In Year six we will allow for added
WhatsApp groups with the understanding that each parent is responsible for going over the content of their own child’s communication and adheres to basic agreed upon limitations in terms of content and language.
If a parent becomes aware of hurtful content between children, the school counselor6 will be made aware of this.

 

This is of course just an example of guidelines that may be changed and expanded upon for each school. It is again important to emphasize that this is by no means “enforceable”, and of course it is quite possible that a group of kids will create their own group, etc.. What matters is that parents and school work together to initiate guidelines and social norms that take into account this changing reality of ‘smart-spaces’ where our kids spend their time with their smartphones.

 

Conclusion

 

When the iPhone was introduced by Steve Jobs in 2007, he proclaimed that the “iPhone is not just a communication tool but a way of life”. If so, and indeed it does seem so, children need help to grow and develop in and into this new way of life. They need adults who observe their children's maturity level and emotional needs and oversee their development.  It is our duty as (new) authority figures in our society to help them steer through the possible landmines' of this complex world unscathed and find the best (or at least – less harmful) ways to deal with this new virtual “smart-space” created by the smartphones. We do this as we do all things according to the New Authority concept - by initiating care, increasing our presence, recruiting support and when needed resist violence with NVR.

 

One last note: If you wish to reflect or give your opinion concerning the guidelines suggested here you're more than welcome to do so at our activists' community forum here.

Remarks

By some estimate the average age for a child in the USA for getting their first smart phone is 10, and it is estimated that 25% of children between the ages of 2-5 have smartphones.

2 MIT psychologist Sherry Turkle is one of the leading researchers looking into the effects of texting on interpersonal development.

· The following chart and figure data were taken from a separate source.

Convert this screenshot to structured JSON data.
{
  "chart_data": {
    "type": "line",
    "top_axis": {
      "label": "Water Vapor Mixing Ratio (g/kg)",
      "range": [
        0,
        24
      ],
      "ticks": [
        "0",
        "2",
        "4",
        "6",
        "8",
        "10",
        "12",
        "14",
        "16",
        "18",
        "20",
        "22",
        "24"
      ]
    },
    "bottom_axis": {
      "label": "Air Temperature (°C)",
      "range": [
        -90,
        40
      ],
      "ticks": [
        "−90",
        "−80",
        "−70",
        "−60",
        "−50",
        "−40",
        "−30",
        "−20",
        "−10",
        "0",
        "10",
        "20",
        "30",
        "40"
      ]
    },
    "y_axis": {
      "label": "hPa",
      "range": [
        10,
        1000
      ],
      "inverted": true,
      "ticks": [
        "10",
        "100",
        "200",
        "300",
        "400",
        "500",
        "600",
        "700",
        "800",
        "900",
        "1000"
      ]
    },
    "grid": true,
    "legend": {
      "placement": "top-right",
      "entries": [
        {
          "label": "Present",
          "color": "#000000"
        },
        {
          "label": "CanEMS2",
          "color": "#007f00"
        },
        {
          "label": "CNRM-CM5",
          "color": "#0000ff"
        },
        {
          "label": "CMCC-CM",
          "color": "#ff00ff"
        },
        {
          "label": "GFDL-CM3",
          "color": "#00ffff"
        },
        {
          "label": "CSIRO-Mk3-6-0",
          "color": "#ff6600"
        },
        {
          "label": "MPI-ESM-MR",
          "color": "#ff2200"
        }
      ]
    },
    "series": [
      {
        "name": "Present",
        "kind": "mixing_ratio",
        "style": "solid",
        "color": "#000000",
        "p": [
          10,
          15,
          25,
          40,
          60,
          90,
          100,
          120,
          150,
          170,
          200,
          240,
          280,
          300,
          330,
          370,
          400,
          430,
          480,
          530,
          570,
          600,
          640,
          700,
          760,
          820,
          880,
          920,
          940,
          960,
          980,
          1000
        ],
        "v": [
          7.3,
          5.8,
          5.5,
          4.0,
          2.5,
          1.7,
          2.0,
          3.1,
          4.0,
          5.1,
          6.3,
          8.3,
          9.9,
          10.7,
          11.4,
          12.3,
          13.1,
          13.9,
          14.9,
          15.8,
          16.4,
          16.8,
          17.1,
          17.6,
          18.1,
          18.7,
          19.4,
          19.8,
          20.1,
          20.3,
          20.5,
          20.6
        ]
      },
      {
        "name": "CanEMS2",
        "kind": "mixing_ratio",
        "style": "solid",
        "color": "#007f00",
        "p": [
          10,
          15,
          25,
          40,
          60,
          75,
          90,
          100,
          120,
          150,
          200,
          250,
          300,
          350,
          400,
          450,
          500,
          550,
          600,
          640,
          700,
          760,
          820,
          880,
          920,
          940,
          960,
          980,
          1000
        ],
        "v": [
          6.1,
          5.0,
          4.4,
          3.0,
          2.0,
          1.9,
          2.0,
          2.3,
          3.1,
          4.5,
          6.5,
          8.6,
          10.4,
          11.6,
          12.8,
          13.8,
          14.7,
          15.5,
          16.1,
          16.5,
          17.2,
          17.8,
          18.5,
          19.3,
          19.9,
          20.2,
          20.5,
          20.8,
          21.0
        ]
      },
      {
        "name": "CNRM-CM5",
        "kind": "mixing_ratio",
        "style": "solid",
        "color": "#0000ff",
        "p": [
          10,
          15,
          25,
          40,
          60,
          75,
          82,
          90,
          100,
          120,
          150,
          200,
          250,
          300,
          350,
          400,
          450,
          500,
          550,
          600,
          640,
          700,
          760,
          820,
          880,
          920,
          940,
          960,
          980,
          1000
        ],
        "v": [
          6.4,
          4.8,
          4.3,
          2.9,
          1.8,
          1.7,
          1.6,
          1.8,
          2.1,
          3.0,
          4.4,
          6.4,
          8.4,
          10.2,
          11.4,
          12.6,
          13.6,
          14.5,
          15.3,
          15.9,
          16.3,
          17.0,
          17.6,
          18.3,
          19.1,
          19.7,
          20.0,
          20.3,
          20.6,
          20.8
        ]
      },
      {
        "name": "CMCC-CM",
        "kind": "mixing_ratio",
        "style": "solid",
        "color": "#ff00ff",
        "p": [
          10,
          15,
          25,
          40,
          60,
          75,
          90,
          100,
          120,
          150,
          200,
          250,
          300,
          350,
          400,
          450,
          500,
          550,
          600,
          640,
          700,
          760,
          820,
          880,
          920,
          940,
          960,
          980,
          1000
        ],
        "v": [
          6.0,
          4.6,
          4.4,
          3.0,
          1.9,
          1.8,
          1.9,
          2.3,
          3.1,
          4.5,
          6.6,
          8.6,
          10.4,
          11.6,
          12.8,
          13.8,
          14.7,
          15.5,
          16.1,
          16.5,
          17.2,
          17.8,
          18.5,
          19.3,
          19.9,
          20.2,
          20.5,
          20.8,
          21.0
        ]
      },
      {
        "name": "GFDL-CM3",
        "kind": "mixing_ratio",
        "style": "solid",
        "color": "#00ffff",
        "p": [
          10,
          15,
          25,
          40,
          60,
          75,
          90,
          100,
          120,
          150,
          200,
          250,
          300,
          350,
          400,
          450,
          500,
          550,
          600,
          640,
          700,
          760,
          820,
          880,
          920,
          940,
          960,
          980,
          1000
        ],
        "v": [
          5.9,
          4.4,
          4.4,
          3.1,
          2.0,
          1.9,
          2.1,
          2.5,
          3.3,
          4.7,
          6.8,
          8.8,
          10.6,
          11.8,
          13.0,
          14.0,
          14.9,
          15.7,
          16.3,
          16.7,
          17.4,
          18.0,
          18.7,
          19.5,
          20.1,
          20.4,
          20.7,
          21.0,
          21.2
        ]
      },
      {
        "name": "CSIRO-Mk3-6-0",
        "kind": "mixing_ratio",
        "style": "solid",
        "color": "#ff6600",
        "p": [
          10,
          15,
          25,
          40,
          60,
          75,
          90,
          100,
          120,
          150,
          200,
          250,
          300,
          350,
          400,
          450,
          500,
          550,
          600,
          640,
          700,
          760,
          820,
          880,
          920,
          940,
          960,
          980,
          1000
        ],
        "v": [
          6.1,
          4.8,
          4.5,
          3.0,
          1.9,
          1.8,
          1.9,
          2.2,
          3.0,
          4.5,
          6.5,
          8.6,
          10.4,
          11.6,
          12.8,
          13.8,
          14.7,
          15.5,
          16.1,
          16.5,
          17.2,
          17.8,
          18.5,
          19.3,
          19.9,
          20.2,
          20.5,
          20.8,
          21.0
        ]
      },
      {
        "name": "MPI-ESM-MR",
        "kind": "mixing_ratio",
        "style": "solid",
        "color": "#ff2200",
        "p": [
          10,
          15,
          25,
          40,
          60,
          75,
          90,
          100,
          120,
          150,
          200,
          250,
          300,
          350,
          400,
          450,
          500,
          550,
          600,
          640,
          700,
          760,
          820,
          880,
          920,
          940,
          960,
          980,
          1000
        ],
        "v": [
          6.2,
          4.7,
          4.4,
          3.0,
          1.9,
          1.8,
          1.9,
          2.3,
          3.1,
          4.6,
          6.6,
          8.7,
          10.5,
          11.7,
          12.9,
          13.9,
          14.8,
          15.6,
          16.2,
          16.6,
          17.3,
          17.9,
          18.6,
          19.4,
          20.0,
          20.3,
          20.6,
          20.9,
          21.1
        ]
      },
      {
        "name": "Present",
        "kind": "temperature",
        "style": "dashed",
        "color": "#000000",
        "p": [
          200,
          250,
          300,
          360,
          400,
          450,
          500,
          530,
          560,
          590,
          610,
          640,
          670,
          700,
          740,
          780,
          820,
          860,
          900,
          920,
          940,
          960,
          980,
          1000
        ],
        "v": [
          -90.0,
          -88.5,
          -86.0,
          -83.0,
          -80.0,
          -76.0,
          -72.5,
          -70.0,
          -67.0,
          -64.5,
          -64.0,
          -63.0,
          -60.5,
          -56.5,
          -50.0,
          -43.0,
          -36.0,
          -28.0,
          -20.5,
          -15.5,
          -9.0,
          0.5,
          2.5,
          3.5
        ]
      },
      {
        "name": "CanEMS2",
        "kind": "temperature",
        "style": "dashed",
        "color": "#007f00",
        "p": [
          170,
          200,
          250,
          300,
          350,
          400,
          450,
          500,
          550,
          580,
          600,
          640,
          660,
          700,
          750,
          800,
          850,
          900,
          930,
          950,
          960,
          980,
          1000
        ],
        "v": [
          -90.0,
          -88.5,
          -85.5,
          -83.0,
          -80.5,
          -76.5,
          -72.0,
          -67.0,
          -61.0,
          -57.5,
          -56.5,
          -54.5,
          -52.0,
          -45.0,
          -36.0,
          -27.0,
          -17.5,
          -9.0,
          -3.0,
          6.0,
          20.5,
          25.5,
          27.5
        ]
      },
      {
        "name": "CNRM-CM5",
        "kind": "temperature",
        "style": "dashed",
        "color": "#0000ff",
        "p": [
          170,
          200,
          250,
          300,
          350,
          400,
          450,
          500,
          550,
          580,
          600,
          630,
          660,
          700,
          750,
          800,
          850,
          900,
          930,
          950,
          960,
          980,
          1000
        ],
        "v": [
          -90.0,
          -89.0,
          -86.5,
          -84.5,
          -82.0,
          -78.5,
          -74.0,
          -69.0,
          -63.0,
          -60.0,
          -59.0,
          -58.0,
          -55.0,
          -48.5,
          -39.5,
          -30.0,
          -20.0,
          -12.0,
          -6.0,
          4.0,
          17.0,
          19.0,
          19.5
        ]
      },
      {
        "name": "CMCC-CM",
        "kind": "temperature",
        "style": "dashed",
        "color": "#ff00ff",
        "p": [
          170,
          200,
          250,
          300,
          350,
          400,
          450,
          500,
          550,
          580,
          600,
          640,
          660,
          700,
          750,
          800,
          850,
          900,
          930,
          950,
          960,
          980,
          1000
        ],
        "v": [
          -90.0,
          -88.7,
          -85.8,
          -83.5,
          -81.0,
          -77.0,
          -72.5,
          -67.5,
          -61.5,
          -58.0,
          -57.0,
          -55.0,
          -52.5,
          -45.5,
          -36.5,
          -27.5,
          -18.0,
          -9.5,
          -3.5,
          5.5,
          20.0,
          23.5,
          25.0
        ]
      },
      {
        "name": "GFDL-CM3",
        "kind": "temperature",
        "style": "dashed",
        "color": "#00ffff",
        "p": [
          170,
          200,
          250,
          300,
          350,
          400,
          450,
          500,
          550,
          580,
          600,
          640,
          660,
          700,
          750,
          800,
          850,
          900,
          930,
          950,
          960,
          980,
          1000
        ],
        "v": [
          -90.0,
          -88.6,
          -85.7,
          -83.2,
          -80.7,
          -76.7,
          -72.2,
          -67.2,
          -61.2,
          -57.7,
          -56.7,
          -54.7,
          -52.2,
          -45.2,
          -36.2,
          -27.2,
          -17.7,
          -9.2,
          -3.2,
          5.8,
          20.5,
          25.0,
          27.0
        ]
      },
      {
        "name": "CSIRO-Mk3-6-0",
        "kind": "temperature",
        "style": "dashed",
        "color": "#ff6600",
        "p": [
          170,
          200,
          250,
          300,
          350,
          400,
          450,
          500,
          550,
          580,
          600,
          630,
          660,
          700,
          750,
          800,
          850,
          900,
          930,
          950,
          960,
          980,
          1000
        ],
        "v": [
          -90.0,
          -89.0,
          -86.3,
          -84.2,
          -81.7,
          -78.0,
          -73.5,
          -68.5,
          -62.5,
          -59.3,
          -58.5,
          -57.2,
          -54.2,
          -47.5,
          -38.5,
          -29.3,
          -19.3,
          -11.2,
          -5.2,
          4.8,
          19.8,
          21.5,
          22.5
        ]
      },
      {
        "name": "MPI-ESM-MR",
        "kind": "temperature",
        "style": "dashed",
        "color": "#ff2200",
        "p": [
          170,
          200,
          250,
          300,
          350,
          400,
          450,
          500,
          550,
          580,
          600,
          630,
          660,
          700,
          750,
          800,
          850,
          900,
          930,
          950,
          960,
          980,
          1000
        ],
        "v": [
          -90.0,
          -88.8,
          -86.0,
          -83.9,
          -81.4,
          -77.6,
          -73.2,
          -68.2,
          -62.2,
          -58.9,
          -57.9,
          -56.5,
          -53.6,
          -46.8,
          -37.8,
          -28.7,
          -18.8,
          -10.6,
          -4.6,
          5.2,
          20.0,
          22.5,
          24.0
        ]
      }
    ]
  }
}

She describes what the differences between texting and face to face conversation when it comes to interpersonal development. see here.

3 Just like road safety education which begin way before a child crosses his/her first street by himself, smartphone usage also  requires thought and action before a child is given his/her first Smartphone. 

4 This can include guidelines like no pictures or videos of a personal nature will be shared in the group, don't make fun of anyone, and so forth.

5 This is an example which reflects parents’ concerns that children are too involved in groups late at night or before school.

6 It can be counselor or a teacher or even a parent-teacher committee charged with dealing with these issue.